L’appel de Dieu résonne à travers les événements de nos vies. Nous prenons conscience que nous avons besoin de nous ouvrir à la connaissance de la miséricorde de Dieu. C’est la mission que l’Esprit de vérité accomplit en nous. Par la confirmation, nous devenons les témoins devant les hommes.

- Ac 2, 1-11 ; Ps 103 ; Ga 5, 16-25 ; Jn 15, 26-27. 16, 12-15

Frères et Sœurs,

Vous qui allez être confirmés, depuis le jour de votre baptême, il s’est écoulé un temps plus ou moins long, quelques années, parfois quelques dizaines d’années. Au long de ces années, le germe de la foi que vous avez reçu au moment du baptême a continué à travailler secrètement. Parfois, au cours de votre existence, les évolutions de votre histoire personnelle, les événements auxquels vous avez été confrontés ont pu vous éloigner du Christ.
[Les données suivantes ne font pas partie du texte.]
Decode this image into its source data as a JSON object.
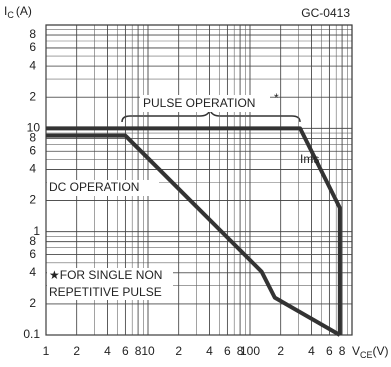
{
  "chart_data": {
    "type": "line",
    "log_x": true,
    "log_y": true,
    "grid": true,
    "code": "GC-0413",
    "y_label": {
      "main": "I",
      "sub": "C",
      "unit": "(A)"
    },
    "x_label": {
      "main": "V",
      "sub": "CE",
      "unit": "(V)"
    },
    "xlim": [
      1,
      1000
    ],
    "ylim": [
      0.1,
      100
    ],
    "xticks": [
      1,
      2,
      4,
      6,
      8,
      10,
      {
        "value": 20,
        "label": "2"
      },
      {
        "value": 40,
        "label": "4"
      },
      {
        "value": 60,
        "label": "6"
      },
      {
        "value": 80,
        "label": "8"
      },
      100,
      {
        "value": 200,
        "label": "2"
      },
      {
        "value": 400,
        "label": "4"
      },
      {
        "value": 600,
        "label": "6"
      },
      {
        "value": 800,
        "label": "8"
      }
    ],
    "yticks": [
      0.1,
      {
        "value": 0.2,
        "label": "2"
      },
      {
        "value": 0.4,
        "label": "4"
      },
      {
        "value": 0.6,
        "label": "6"
      },
      {
        "value": 0.8,
        "label": "8"
      },
      1,
      2,
      4,
      6,
      8,
      10,
      {
        "value": 20,
        "label": "2"
      },
      {
        "value": 40,
        "label": "4"
      },
      {
        "value": 60,
        "label": "6"
      },
      {
        "value": 80,
        "label": "8"
      }
    ],
    "series": [
      {
        "name": "Ims",
        "color": "#333333",
        "x": [
          1,
          310,
          760,
          760
        ],
        "values": [
          10,
          10,
          1.7,
          0.1
        ]
      },
      {
        "color": "#333333",
        "x": [
          1,
          6,
          130,
          175,
          760
        ],
        "values": [
          8.5,
          8.5,
          0.41,
          0.23,
          0.1
        ]
      }
    ],
    "annotations": [
      "PULSE OPERATION",
      "*",
      "DC OPERATION",
      "★FOR SINGLE NON",
      "REPETITIVE PULSE"
    ]
  }
}
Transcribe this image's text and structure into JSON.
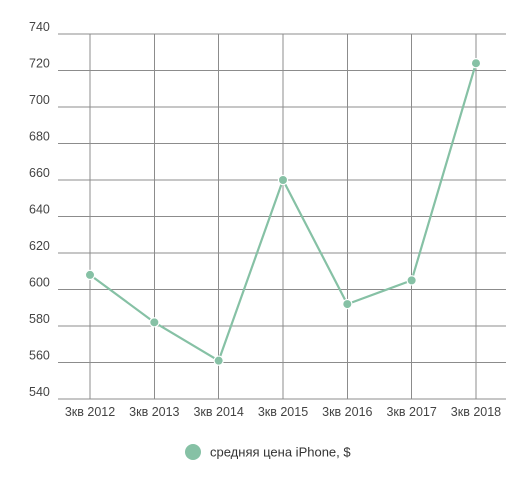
{
  "chart_data": {
    "type": "line",
    "title": "",
    "xlabel": "",
    "ylabel": "",
    "categories": [
      "3кв 2012",
      "3кв 2013",
      "3кв 2014",
      "3кв 2015",
      "3кв 2016",
      "3кв 2017",
      "3кв 2018"
    ],
    "series": [
      {
        "name": "средняя цена iPhone, $",
        "values": [
          608,
          582,
          561,
          660,
          592,
          605,
          724
        ],
        "color": "#86c1a5"
      }
    ],
    "ylim": [
      540,
      740
    ],
    "yticks": [
      540,
      560,
      580,
      600,
      620,
      640,
      660,
      680,
      700,
      720,
      740
    ],
    "grid": true,
    "legend_position": "bottom-center"
  }
}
A certains moments même, ils ont pu vous pousser à vous interroger, ou plutôt, à ne plus vous interroger et à fermer la porte à toute question. Mais alors que votre attention et votre esprit étaient occupés par tant d’autres choses, la source dans laquelle vous aviez été plongés, continuait en vous son chemin, attendant le moment où vous-mêmes seriez à nouveau capables d’entendre l’appel de Dieu et d’y répondre.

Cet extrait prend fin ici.